France will dismantle the sprawling "Jungle" migrant camp in the northern port of Calais "as rapidly as possible", the interior minister said Friday after visiting the site.

Paris: France will dismantle the sprawling "Jungle" migrant camp in the northern port of Calais "as rapidly as possible", the interior minister said Friday after visiting the site.

Authorities must work "methodically and with perseverance .. to definitively close the camp," Bernard Cazeneuve told security forces at the barracks of the French gendarmes at Calais.

The minister said the dismantling would be "gradual and controlled" but that its closure should be achieved "as rapidly as possible".

Calais mayor Natacha Bouchart had earlier said that Cazeneuve assured her that the complex would be dismantled in a single operation.

France has made repeated efforts to shut down the camp of tents and temporary shelters, which authorities say is currently home to nearly 7,000 migrants following a surge of new arrivals in recent months.

Charities helping the migrants in the camp say the real figure is as high as 10,000.

The migrants gather in Calais hoping to smuggle themselves aboard lorries crossing the Channel to Britain either through the Channel Tunnel or on ferries.

Earlier this year, authorities cleared shelters in parts of the site in a bid to persuade migrants to move into more permanent accommodation or camps elsewhere on the northern coast.

Bouchart, who has often clashed with the government over the "Jungle", claims the camp could soon contain as many as 15,000 migrants if authorities took several months to dismantle it.

Calais residents are due to stage a protest on Monday over the effect the presence of thousands of migrants has had on their livelihoods.
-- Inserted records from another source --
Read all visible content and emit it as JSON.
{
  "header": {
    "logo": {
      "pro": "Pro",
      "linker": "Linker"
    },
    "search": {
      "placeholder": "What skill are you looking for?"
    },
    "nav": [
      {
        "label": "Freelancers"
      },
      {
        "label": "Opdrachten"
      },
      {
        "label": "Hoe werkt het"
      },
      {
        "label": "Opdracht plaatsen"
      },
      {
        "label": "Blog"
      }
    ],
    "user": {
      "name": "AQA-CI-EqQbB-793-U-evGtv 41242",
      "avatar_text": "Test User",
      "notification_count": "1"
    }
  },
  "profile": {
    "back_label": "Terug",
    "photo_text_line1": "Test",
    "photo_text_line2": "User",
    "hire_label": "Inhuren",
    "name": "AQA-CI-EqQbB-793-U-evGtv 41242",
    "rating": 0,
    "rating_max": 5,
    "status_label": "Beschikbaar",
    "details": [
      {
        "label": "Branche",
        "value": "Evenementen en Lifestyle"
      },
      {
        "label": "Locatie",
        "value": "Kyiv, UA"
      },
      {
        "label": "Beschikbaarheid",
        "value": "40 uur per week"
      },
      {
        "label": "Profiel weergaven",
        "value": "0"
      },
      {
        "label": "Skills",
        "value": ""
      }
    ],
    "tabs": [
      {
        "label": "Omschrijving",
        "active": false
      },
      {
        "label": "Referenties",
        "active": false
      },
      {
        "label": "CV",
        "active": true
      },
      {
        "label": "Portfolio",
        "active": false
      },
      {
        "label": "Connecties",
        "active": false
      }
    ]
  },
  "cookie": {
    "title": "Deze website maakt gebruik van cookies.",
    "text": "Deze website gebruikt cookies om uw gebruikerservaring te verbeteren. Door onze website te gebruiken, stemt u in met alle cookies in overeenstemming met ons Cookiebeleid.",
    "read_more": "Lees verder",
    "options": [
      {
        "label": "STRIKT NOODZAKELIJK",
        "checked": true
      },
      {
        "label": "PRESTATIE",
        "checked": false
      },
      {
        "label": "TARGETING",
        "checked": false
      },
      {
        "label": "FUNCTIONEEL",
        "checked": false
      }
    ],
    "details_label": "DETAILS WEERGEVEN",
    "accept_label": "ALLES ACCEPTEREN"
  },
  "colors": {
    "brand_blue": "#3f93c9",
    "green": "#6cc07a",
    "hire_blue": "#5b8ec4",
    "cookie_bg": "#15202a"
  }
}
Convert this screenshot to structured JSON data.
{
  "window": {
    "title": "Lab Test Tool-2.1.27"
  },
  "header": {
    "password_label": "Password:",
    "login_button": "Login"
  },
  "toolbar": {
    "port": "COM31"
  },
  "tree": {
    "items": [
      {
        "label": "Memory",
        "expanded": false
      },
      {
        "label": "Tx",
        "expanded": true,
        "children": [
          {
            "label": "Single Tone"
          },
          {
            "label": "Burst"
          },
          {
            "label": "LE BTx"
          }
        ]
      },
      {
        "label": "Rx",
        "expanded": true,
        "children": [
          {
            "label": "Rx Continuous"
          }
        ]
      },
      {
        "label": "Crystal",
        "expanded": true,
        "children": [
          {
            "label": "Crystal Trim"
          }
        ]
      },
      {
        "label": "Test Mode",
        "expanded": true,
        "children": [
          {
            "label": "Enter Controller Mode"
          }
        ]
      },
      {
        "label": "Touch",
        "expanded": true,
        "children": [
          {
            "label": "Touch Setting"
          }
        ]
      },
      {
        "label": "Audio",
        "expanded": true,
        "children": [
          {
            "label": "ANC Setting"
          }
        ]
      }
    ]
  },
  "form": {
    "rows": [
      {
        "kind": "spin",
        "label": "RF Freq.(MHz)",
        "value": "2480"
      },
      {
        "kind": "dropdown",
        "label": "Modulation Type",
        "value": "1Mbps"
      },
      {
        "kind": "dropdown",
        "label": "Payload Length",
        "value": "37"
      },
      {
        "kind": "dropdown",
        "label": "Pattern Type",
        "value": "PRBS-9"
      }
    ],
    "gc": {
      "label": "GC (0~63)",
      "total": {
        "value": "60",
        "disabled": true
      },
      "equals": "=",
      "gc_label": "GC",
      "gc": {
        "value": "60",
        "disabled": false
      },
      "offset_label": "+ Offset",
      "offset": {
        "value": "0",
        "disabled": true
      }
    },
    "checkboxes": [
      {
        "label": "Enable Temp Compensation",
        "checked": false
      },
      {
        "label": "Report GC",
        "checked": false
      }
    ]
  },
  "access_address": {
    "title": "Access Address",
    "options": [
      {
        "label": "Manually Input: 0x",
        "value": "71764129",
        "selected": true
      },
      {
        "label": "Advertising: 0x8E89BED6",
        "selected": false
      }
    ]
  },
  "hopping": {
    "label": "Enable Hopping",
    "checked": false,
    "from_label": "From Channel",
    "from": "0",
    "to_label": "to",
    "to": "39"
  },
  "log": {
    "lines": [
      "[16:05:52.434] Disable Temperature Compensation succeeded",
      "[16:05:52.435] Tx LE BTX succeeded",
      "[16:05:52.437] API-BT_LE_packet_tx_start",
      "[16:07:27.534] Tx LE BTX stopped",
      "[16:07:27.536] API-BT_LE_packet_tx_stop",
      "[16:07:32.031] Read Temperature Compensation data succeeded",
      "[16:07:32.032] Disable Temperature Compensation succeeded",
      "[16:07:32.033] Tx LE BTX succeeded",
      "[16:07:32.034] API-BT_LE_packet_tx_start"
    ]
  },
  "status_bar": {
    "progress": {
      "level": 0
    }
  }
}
"I am in Calais today fully aware of the serious difficulties you face each day," Cazeneuve said Friday.

Crowding at the camp is causing fresh tensions.

Two migrants were seriously hurt on Tuesday in what appears to have been a fight between Sudanese and Afghan residents.

The Jungle`s population also includes large numbers of Somalis, Kurds and Syrians.

Cazeneuve has announced that 200 more armed police would be deployed to the site to prevent near-daily attempts to stow away on lorries heading for the ferry port, bringing the total number of police in Calais to 2,100.

Since last October, more than 5,500 asylum seekers have left Calais for 161 special accommodation centres set up around France.Franck Esnee, head of the Medecins Sans Frontieres (Doctors Without Borders) branch working at the camp, agreed that the Jungle should be dismantled but said the proposed alternatives were "insufficient".

Additional permanent accommodation is needed, he said, adding: "The government needs to encourage initiatives by local mayors who are proposing to take in migrants in their towns."

The government should also encourage the requisitioning of public buildings to house migrants, he said.

Cazeneuve told the regional paper Nord-Littoral that accommodation for thousands of migrants would be created elsewhere in France in an attempt "to unblock Calais".

The fate of the Jungle is already featuring prominently in campaigns for next year`s presidential election.

Former president Nicolas Sarkozy has called for Britain -- the country the migrants want to reach -- to take responsibility for the migrants over the Channel.

"The English should examine the requests of all those who want to go to England and they should do it in England," he told a rally last Saturday in the nearby coastal resort of Le Touquet.

Meanwhile the British government has dismissed as a "complete non-starter" a proposal by Xavier Bertrand, the president of the region including Calais, to allow migrants to lodge British asylum claims on French soil.

After Cazeneuve met British counterpart Amber Rudd in Paris on Tuesday, the ministers presented a united front.

"We are committed to working together to strengthen the security of our shared border (and) to strongly diminish the migratory pressure in Calais," they said in a joint statement.